# i made a cigar box guitar



## 3putter3 (Dec 19, 2011)

my homemade cigar box guitar, it's also electric.


----------



## Hrawk (Oct 25, 2010)

OH man, Rock on !

That's beautiful


----------



## NaturalFork (Jan 21, 2010)

Amazing! I love this stuff.


----------



## Charles (Aug 26, 2010)

Very nicely done!

Cheers ........ Charles


----------



## The Gopher (Aug 25, 2010)

i'm working on one right now! great job.


----------



## 3putter3 (Dec 19, 2011)

Thank you.


----------



## MeatMechanic (Nov 13, 2011)

That is real sweet dude ! MM


----------



## Tex-Shooter (Dec 17, 2009)

_Wow -- Tex_


----------



## -SRS-45- (Jul 7, 2011)

Thats great buddy! Looks like ukulele to me though?


----------



## 3putter3 (Dec 19, 2011)

-SRS-45- said:


> Thats great buddy! Looks like ukulele to me though?


Maybe, it's same the same fret scale as fender strat.


----------



## gecko (Dec 5, 2011)

Man that is so nice.
Take it easy, gecko


----------



## A+ Slingshots (Jan 22, 2010)

VERY Well done!!!


----------



## The Gopher (Aug 25, 2010)

Mine is not as nice as yours, but it was sure fun to work on. I need to rework the bridge, this one is jsut floating and i don't really care for that.


----------



## 3putter3 (Dec 19, 2011)

The Gopher said:


> Mine is not as nice as yours, but it was sure fun to work on. I need to rework the bridge, this one is jsut floating and i don't really care for that.

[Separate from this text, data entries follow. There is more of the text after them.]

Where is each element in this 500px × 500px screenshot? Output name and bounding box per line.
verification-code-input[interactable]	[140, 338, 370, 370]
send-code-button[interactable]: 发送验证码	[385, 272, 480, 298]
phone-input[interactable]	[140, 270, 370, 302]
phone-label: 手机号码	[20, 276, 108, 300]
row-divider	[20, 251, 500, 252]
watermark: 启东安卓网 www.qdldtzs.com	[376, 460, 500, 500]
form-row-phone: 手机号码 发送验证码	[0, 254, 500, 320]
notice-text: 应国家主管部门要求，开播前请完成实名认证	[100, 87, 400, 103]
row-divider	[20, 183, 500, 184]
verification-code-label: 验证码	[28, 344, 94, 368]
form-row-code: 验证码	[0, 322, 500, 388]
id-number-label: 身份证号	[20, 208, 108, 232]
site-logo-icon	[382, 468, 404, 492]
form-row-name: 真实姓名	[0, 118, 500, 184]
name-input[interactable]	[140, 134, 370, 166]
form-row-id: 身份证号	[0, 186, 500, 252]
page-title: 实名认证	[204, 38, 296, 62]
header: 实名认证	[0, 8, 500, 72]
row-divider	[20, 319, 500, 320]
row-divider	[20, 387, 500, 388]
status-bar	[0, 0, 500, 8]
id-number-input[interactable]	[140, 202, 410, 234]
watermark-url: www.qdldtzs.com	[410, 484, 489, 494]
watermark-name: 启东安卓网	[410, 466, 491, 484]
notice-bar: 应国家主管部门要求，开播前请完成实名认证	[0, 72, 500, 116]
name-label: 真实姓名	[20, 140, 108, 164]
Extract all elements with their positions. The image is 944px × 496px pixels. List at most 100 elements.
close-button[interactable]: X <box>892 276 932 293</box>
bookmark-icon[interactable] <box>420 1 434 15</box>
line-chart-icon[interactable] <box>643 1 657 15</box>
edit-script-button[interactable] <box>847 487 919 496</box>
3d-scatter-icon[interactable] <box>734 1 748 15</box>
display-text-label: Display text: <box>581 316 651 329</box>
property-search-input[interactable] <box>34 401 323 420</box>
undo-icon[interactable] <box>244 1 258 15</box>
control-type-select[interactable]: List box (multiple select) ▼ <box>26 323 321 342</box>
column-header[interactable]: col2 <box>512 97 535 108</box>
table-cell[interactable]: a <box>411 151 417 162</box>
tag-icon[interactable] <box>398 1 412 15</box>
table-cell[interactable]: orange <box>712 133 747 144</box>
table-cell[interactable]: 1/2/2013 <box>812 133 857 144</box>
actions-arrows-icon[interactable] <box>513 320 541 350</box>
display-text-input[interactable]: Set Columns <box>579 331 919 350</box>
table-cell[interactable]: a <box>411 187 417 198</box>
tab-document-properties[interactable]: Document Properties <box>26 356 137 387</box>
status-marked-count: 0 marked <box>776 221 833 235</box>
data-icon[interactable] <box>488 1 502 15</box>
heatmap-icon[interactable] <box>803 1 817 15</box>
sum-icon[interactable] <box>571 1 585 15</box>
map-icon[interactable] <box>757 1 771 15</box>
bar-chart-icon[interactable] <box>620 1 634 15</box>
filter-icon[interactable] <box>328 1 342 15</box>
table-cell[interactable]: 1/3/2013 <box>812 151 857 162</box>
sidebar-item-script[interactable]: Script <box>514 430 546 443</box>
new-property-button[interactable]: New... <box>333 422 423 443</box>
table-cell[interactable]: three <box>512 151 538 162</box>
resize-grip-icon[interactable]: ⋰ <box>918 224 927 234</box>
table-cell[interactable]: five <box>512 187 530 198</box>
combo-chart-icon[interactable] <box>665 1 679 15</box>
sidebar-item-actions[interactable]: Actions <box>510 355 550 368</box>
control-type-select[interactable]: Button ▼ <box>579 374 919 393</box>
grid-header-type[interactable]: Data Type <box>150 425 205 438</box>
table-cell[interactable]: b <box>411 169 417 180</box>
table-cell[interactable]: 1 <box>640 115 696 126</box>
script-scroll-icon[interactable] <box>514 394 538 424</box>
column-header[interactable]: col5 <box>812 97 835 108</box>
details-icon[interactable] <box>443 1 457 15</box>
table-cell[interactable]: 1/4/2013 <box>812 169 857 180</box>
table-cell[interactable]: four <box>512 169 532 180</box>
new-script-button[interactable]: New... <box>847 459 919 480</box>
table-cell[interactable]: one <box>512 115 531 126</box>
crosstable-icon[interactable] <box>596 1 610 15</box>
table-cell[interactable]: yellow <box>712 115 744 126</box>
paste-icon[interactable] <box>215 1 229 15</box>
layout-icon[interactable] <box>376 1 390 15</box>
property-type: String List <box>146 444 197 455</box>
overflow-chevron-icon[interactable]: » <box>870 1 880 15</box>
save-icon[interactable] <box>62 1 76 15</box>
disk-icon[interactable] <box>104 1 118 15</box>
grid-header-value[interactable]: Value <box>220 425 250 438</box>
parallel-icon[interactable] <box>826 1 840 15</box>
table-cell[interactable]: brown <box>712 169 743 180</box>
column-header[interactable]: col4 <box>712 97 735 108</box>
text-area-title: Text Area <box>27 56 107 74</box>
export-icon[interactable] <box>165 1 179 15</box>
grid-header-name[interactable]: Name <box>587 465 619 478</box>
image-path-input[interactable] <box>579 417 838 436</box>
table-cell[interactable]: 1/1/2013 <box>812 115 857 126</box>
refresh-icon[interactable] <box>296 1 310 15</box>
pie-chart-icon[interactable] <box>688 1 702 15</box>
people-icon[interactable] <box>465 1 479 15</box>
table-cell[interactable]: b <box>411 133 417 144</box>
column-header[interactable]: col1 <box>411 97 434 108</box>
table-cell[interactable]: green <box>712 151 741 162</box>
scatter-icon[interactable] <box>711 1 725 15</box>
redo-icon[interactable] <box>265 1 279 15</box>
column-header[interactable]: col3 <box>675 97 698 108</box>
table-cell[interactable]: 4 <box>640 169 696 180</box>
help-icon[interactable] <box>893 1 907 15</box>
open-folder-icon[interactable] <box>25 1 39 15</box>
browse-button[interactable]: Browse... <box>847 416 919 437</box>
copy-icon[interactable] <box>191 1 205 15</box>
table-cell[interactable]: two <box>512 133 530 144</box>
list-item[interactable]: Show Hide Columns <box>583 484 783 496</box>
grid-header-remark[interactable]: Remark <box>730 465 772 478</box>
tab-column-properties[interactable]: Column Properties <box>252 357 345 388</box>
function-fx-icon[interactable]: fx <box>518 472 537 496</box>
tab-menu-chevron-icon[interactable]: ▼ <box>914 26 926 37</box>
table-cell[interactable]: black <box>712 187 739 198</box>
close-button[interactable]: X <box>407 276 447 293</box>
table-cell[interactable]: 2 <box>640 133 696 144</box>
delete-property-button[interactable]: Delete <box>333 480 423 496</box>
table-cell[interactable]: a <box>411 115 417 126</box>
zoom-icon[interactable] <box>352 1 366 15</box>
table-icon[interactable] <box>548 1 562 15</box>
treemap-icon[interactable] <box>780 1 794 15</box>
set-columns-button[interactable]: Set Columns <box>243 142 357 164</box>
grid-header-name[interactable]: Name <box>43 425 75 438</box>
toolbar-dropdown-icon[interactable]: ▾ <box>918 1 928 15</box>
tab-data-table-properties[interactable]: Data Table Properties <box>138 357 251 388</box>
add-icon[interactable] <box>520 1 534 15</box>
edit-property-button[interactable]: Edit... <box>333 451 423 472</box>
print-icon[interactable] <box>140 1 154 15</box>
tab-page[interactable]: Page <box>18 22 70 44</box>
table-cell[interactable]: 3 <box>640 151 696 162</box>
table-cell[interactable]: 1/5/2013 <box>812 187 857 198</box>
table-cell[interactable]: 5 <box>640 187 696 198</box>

looks great! now it's time to make a 6 string. http://slingshotforu...her-cbg-guitar/


----------



## slingshooterman (Mar 21, 2011)

Lets hear that beauty sing!


----------



## XxDollarBillxX (Apr 28, 2011)

Those look fantastic. i just wish i could have shared in emptying them boxes...


----------